How to Avoid Wage Theft
As an employer, one of your main priorities should be correctly paying your employees their owed wages and entitlements. Before hiring staff, you should carefully consider what your minimum pay obligations are, and ensure you and your business are able to meet your legal obligations. Before hiring an employee, you should:
- familiarise yourself with the National Employment Standards under the Fair Work Act 2009;
- research and seek advice on coverage for your employees under a modern award or an enterprise agreement; and
- implement efficient and accurate timekeeping processes, and maintain records of time worked and entitlements accrued.
While the new laws criminalise intentional wage theft, you should take proactive steps to avoid and remedy any accidental or mistaken underpayment of your staff. This will mitigate your risk exposure to penalties and will help develop a culture of trust and transparency in your business.

Ensure your employees are paid correctly with our free guide on how to prevent wage underpayment.
During the employment lifecycle, new compliance risks may arise as your employees become more experienced or obtain qualifications, or as minimum wages and superannuation rates increase. To avoid intentional wage theft, we recommend that you:
- make sure that payroll systems and processes are established correctly (including by incorporating the correct modern award or enterprise agreement where relevant) so that employee entitlements are correctly paid (and accrued);
- obtain legal advice quarterly/annually to ensure you are paying your employees correctly;
- ensure you are paying your employees relevant overtime, allowances and penalty rates in line with any modern award or enterprise agreement that applies to them;
- conduct regular and systematic audits;
- ensure to keep accurate employee entitlement records; and
- implement salary review initiatives.
Key Takeaways
The introduction of new wage theft laws mean that it is more important than ever to ensure you are correctly paying your employees. As of January 1 2025, employers who intentionally underpay their employees may face criminal prosecution, with penalties of up to 10 years imprisonment and/or significant monetary fines. There are many ways you can proactively prevent underpayment, including:
- by seeking advice;
- familiarising yourself with your employees’ minimum entitlements;
- conducting regular audits; and
- maintaining accurate time and payment records.
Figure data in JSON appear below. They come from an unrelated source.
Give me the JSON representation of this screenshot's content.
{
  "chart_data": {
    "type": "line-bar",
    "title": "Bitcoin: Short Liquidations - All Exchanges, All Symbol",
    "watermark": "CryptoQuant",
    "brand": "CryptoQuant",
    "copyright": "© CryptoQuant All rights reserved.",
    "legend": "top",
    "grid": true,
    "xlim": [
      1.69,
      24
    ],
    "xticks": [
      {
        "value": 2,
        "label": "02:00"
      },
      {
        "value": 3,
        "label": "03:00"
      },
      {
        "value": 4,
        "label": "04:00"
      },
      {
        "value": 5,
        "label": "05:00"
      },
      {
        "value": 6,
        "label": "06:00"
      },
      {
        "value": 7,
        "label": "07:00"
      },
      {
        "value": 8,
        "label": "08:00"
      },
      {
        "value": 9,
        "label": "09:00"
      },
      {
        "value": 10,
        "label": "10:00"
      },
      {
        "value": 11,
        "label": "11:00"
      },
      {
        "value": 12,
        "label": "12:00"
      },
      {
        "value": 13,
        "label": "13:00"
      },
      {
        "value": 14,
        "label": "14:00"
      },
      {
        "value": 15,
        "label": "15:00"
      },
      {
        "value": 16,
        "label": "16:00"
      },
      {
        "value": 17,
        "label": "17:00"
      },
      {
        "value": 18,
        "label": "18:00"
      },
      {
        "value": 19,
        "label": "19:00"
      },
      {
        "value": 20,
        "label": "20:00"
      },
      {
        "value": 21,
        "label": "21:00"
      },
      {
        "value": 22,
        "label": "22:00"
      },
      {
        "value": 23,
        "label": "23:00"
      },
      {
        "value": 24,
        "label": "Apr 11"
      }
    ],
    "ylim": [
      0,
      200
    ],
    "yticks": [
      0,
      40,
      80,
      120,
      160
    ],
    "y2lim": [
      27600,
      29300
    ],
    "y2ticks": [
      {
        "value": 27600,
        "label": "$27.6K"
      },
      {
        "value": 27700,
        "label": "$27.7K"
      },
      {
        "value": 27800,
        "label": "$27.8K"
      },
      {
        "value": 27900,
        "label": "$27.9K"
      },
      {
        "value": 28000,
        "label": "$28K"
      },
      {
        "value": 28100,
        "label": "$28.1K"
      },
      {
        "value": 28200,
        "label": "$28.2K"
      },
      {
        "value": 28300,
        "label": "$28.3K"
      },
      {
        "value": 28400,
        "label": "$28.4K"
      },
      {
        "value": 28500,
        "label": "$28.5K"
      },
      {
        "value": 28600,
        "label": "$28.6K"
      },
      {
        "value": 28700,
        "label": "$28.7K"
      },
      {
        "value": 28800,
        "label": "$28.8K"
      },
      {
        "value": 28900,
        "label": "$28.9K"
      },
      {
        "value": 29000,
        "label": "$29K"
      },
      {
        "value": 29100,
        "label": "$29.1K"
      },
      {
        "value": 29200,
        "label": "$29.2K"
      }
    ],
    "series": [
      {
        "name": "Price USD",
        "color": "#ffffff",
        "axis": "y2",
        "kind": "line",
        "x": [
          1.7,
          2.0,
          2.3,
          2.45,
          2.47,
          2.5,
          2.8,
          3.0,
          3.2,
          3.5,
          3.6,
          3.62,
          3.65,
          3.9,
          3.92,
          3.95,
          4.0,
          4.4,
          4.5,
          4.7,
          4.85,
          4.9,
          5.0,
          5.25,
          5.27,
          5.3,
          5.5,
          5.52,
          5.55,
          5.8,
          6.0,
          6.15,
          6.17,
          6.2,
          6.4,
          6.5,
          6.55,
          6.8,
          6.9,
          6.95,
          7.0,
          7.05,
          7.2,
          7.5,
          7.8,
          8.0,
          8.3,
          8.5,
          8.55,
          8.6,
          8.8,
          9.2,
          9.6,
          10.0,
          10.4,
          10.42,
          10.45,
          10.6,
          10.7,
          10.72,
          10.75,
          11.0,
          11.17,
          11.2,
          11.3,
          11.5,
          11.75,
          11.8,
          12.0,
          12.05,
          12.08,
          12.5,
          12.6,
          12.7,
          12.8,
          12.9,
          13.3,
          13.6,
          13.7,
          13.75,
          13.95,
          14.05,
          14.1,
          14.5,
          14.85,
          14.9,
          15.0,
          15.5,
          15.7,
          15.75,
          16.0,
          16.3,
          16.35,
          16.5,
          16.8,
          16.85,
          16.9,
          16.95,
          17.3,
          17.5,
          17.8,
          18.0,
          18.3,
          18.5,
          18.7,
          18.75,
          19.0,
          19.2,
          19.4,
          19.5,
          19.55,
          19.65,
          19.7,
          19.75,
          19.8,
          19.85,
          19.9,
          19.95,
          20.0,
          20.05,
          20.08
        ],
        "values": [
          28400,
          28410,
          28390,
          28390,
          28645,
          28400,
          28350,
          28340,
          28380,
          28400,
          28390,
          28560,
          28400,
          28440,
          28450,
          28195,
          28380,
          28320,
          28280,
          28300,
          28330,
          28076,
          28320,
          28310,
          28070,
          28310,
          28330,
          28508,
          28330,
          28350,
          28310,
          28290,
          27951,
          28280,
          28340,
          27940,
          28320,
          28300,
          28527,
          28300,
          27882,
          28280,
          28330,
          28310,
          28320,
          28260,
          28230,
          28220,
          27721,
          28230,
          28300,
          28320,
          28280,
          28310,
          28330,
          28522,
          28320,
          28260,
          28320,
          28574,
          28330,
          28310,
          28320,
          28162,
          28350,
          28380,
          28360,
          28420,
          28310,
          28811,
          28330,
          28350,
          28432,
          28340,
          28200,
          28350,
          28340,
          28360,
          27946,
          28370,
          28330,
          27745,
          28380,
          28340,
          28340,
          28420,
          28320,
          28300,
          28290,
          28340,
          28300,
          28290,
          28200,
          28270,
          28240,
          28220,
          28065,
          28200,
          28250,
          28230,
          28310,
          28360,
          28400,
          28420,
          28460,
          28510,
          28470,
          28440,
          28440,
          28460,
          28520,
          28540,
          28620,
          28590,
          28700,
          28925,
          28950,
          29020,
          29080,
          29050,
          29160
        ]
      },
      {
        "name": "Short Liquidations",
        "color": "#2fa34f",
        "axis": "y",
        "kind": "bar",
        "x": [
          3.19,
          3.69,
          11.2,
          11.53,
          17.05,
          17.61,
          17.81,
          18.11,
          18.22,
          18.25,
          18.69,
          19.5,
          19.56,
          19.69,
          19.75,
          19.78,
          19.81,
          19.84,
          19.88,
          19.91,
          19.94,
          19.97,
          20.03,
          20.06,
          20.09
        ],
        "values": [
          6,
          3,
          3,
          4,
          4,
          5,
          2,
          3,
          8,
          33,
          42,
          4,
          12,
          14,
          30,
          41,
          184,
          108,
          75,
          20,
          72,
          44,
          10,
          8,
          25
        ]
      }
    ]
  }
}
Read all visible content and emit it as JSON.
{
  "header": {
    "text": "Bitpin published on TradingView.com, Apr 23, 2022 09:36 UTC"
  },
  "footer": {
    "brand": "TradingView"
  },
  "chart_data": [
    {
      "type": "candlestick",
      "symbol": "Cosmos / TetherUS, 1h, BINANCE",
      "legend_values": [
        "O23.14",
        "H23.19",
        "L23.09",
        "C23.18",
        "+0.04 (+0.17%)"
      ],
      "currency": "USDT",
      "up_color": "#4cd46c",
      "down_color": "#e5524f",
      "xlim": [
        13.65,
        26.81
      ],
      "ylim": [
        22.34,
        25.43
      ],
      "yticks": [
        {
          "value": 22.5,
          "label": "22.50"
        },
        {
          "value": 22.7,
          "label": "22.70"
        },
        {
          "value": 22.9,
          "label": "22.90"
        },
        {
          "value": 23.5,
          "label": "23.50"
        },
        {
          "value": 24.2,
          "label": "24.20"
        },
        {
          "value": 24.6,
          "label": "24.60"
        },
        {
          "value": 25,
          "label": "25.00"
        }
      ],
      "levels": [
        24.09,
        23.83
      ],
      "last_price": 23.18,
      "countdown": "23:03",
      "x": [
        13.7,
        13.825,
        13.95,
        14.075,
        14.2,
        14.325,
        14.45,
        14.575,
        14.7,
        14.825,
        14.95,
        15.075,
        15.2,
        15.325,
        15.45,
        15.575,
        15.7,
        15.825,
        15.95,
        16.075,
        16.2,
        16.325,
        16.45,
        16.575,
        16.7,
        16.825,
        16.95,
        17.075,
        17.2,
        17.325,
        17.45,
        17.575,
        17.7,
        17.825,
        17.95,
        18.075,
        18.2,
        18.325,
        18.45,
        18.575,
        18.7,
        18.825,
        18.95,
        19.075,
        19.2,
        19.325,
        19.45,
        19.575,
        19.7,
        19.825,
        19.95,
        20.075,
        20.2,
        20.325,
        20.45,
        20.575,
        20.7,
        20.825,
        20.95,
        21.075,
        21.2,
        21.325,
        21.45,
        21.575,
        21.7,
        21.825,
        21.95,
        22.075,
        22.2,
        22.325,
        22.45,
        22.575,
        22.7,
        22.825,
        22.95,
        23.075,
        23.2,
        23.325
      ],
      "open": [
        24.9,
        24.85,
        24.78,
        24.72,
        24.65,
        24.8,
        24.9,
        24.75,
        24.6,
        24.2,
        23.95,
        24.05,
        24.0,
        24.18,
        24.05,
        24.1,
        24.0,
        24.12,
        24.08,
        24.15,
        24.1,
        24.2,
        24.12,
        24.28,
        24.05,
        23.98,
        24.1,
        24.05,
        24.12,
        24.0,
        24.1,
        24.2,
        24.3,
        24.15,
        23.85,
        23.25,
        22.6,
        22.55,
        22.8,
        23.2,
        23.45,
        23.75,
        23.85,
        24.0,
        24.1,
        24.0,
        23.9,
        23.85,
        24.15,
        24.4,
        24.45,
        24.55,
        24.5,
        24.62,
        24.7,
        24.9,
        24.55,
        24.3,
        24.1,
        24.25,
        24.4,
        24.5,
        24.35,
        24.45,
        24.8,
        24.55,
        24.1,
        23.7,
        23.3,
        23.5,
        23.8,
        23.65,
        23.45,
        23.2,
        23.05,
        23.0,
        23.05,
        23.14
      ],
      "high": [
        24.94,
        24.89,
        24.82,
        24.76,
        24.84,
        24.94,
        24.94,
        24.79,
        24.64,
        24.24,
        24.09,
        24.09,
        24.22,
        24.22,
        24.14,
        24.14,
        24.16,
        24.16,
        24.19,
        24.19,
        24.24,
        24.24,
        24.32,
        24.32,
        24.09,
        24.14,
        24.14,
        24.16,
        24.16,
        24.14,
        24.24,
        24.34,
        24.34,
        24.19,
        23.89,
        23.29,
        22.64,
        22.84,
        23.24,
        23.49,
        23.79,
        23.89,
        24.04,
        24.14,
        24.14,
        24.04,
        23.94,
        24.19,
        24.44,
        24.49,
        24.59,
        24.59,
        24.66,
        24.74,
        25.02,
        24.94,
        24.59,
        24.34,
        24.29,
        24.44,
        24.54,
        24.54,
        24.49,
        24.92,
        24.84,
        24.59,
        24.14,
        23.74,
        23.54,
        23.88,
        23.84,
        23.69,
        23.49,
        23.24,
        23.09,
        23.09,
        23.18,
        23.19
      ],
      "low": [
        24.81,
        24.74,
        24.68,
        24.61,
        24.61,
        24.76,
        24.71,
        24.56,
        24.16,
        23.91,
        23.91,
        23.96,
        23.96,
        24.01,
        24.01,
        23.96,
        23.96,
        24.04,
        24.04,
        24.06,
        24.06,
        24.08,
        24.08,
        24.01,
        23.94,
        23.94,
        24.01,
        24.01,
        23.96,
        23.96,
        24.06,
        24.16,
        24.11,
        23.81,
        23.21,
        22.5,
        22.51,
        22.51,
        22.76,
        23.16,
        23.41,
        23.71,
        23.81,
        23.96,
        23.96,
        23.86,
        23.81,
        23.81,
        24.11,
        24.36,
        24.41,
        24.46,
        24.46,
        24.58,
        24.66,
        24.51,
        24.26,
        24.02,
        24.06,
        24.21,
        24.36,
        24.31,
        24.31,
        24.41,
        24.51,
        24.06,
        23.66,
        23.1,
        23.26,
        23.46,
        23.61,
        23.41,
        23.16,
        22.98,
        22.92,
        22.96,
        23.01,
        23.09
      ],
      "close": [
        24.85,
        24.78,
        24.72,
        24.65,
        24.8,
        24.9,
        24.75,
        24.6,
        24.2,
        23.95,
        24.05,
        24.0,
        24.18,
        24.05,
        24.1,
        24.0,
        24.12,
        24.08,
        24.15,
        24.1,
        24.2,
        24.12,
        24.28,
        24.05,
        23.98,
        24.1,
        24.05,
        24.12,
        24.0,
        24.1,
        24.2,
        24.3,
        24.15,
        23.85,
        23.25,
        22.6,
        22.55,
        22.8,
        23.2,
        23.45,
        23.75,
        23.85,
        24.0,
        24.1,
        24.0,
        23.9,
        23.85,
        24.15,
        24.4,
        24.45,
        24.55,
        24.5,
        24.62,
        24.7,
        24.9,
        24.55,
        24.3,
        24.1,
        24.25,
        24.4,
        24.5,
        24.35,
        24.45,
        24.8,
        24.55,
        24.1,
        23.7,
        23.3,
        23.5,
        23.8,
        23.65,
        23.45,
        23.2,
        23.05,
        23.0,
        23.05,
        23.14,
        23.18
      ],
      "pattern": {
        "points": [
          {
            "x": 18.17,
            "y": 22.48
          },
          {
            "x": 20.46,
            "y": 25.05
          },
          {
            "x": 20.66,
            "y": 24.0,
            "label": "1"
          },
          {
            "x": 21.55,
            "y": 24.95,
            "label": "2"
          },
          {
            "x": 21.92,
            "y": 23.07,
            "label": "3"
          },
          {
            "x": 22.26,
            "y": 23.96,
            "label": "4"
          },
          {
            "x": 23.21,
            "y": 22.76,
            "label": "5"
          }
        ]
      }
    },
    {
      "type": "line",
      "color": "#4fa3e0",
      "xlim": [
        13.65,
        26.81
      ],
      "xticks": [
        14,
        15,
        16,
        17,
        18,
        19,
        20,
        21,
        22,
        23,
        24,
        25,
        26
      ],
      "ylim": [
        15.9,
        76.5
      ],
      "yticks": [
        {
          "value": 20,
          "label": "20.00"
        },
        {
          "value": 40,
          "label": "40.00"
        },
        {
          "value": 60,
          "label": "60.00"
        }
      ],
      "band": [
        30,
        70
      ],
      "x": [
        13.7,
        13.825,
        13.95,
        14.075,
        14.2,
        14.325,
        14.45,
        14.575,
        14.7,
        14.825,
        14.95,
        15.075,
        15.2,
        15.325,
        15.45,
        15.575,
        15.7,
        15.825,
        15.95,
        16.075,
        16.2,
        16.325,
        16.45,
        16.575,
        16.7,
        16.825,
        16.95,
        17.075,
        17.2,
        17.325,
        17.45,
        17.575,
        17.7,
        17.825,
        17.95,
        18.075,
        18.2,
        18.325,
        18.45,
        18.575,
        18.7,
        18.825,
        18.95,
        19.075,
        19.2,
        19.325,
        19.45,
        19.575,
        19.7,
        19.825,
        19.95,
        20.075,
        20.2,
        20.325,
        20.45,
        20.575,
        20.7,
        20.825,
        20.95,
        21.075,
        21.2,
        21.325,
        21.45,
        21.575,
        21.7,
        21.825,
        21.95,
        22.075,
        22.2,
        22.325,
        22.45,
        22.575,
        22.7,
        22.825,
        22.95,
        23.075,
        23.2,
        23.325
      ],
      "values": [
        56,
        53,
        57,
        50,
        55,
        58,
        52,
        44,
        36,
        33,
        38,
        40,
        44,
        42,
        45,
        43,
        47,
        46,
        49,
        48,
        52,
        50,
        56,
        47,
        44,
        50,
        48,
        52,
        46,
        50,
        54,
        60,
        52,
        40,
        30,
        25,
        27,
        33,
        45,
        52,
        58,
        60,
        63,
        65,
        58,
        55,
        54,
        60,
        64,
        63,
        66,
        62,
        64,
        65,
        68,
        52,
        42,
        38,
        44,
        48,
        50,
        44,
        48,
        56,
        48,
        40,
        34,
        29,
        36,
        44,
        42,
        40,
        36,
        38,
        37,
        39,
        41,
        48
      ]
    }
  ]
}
If you believe you may be underpaying your staff, facing prosecution, or need help paying your employees the correct amount, our experienced employment lawyers can assist you as part of our LegalVision membership. For a low monthly fee, you will have unlimited access to lawyers to answer your questions and draft and review your documents. Call us today on 1300 544 755 or visit our membership page.
Frequently Asked Questions
Wage theft occurs when employers underpay their employees, effectively stealing from them. Intentional wage theft is unlawful in Australia.
Yes. Employers in Australia who commit intentional wage theft may face criminal prosecution. Penalties may include up to 10 years imprisonment and/or significant monetary fines.